Acordo ambiental possibilita implantação de parque previsto na fundação do município de Cidade Ocidental

O Ministério Público de Goiás firmou um termo de ajuste de conduta que vai possibilitar a criação do Parque da Cidade, área ambiental prevista desde a fundação do município de Cidade Ocidental, há quase 40 anos. O acordo foi firmado com a empresa São Tomas Empreendimentos Imobiliários Ltda (SPE), por intermédio da promotora de Justiça Gerusa Fávero Giradelli e Lemos. O município também é signatário do acordo, mas como interveniente.

Segundo apontou a promotora, o município omitiu-se no dever de fiscalizar as obras civis executadas ao longo dos últimos anos, além de ter emitido “alvarás de construção” e “termos de habite-se” sem observar os regramentos mínimos constantes de sua própria legislação municipal. No entanto, a atual prefeita, após tomar ciência dos vícios na emissão desses documentos, reuniu-se com o Ministério Público e definiu novos parâmetros a serem seguidos, que buscam dar fiel cumprimento à legislação municipal.

Entre as principais consequências do desrespeito à legislação está a demanda por água potável superior à capacidade da rede da Saneago, em razão da impermeabilização do solo sem a necessária rede coletora de águas pluviais, danificando ruas e gerando erosões. Conforme apontado no documento, as grandes superfícies impermeáveis no meio urbano dificultam a infiltração das águas pluviais nas superfícies ocupadas.

Em relação à empresa, foi constatada a necessidade de adoção de medidas imprescindíveis para a regularização de um empreendimento de sua responsabilidade, o Residencial Alto do Lago I, localizado na Superquadra 9, Lote 1, Centro. Segundo detalhado no acordo, apesar de a obra possuir certidões, projetos e licenciamentos e seja destinada à moradia popular, houve desrespeito à legislação urbanística municipal em relação à taxa de permeabilidade e afastamento frontal, lateral de fundo e entre as unidades.

O empreendimento consiste em 422 casas geminadas, totalizando 16.582,48 m². São condomínios residenciais destinados à população de menor poder aquisitivo, disponíveis por meio do programa Minha Casa, Minha Vida.

A promotora observou que, por entender que houve boa-fé da empresa, já que a obra havia sido autorizada pela prefeitura e que a demolição das obras acarretaria prejuízo aos compradores (que já custearam parcela dos imóveis), seria possível a adoção de medidas compensatórias.

Contrapartida
Também foi esclarecido no acordo que, quando o empreendimento foi aprovado, não houve a observância da doação de 10% da área total da gleba ao município.
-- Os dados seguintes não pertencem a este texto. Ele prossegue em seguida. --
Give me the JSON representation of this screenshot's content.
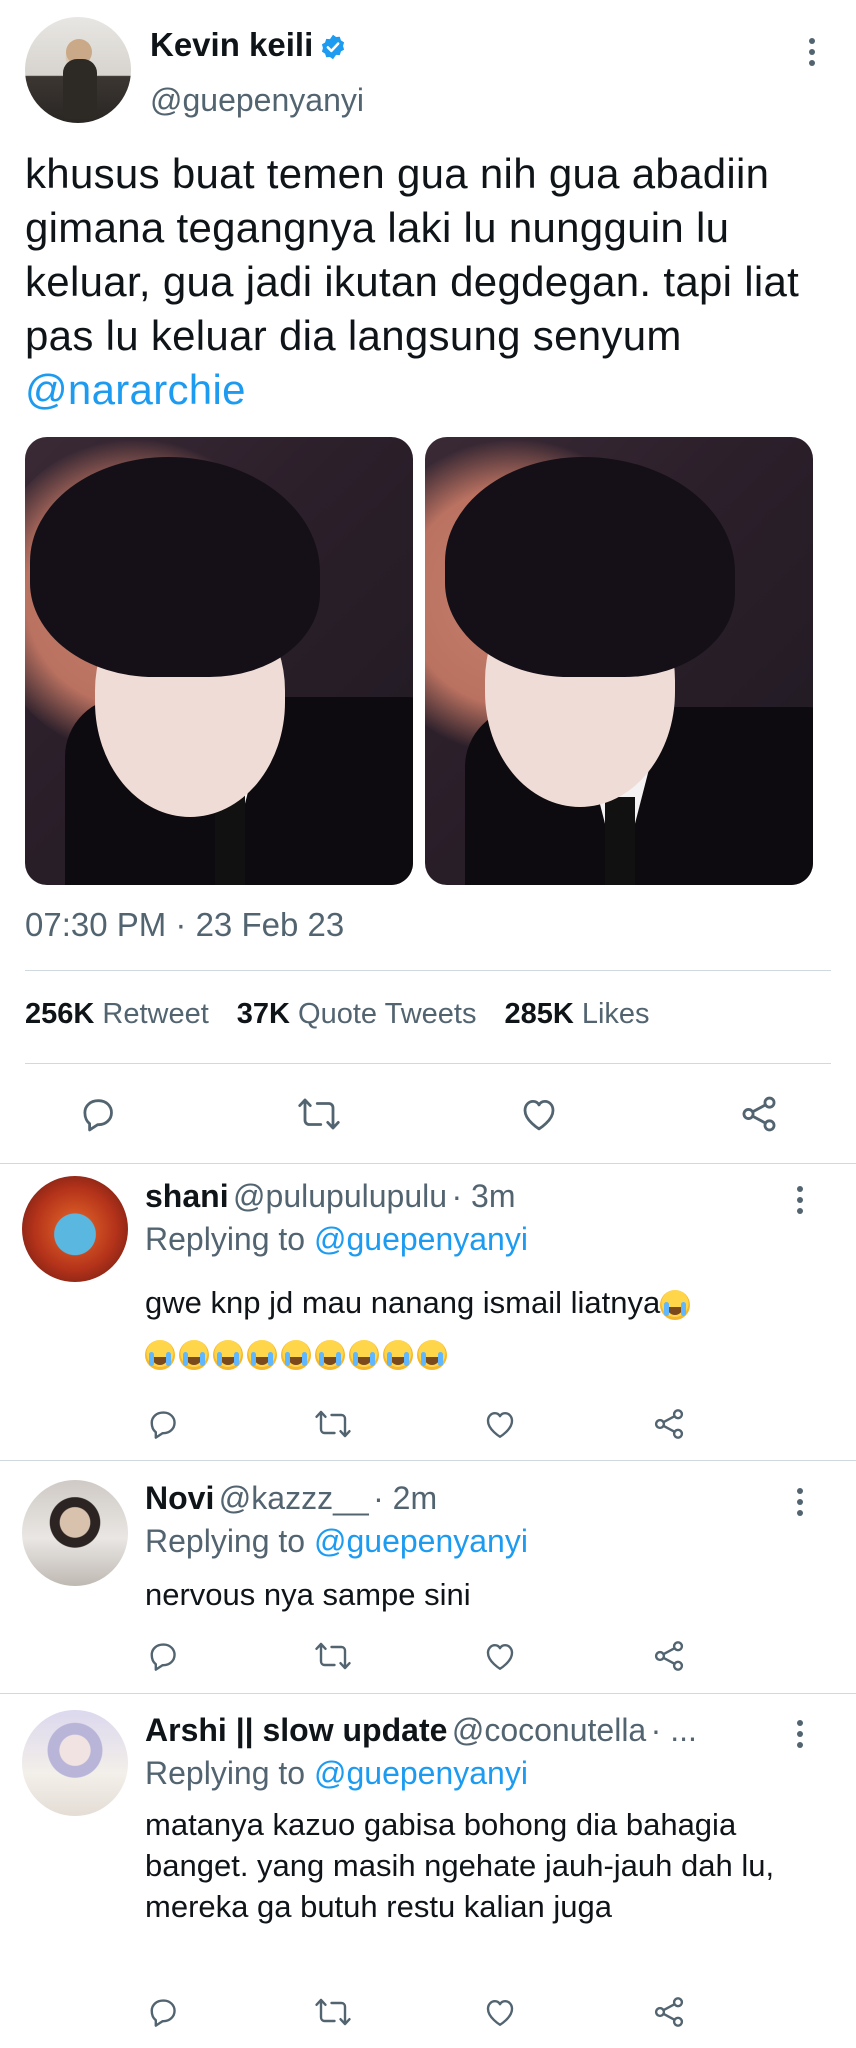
{
  "tweet": {
    "author_name": "Kevin keili",
    "author_handle": "@guepenyanyi",
    "text_before_mention": "khusus buat temen gua nih gua abadiin gimana tegangnya laki lu nungguin lu keluar, gua jadi ikutan degdegan. tapi liat pas lu keluar dia langsung senyum ",
    "mention": "@nararchie",
    "timestamp": "07:30 PM · 23 Feb 23",
    "stats": {
      "retweets_count": "256K",
      "retweets_label": "Retweet",
      "quotes_count": "37K",
      "quotes_label": "Quote Tweets",
      "likes_count": "285K",
      "likes_label": "Likes"
    }
  },
  "icons": {
    "verified": "verified-badge-icon",
    "more": "more-vertical-icon",
    "reply": "reply-icon",
    "retweet": "retweet-icon",
    "like": "heart-icon",
    "share": "share-icon",
    "crying": "loudly-crying-face-emoji"
  },
  "colors": {
    "accent": "#1d9bf0",
    "secondary_text": "#536471",
    "divider": "#cfd9de"
  },
  "replies": [
    {
      "name": "shani",
      "handle": "@pulupulupulu",
      "time": "· 3m",
      "replying_prefix": "Replying to ",
      "replying_to": "@guepenyanyi",
      "text": "gwe knp jd mau nanang ismail liatnya",
      "trailing_emoji_count": 1,
      "emoji_line_count": 9
    },
    {
      "name": "Novi",
      "handle": "@kazzz__",
      "time": "· 2m",
      "replying_prefix": "Replying to ",
      "replying_to": "@guepenyanyi",
      "text": "nervous nya sampe sini"
    },
    {
      "name": "Arshi || slow update",
      "handle": "@coconutella",
      "time": "· ...",
      "replying_prefix": "Replying to ",
      "replying_to": "@guepenyanyi",
      "text": "matanya kazuo gabisa bohong dia bahagia banget. yang masih ngehate jauh-jauh dah lu, mereka ga butuh restu kalian juga"
    }
  ]
}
Assim, ante a impossibilidade de fazê-lo na atual situação, após a edificação das obras, foi realizado o cálculo da área devida e convertida a obrigação em pecúnia (dinheiro) a ser revertida em obras. Assim, por entender que seria de maior valia ao município, a prefeita Giselle Cristina de Oliveira Araújo aceitou a conversão do valor para a execução e implantação do Bosque e do Parque da Cidade, em valor superior a R$ 1 milhão. A área do bosque é de 19,5 mil m² e do parque é de 38 mil m².

Dessa forma, a empresa deverá apresentar ao município e ao Ministério Público, no prazo de 60 dias, o projeto, orçamento, memorial descritivo e cronograma físico-financeiro. A execução final do projeto deverá ser concluída em 270 dias.

“Em uma cidade carente de equipamentos públicos, a implantação do parque trará benefícios não somente no aspecto ambiental, mas também para o bem-estar dos moradores”, afirmou Gerusa Fávero.

Quanto às obras relativas ao condomínio, foi definido que a empresa vai realizar a arborização das vias públicas ao redor do imóvel e ainda o plantio de 211 mudas do Cerrado, estas propostas por sugestão do empreendedor. Calçadas que respeitem as normas de acessibilidade também deverão ser construídas em todo o perímetro do condomínio.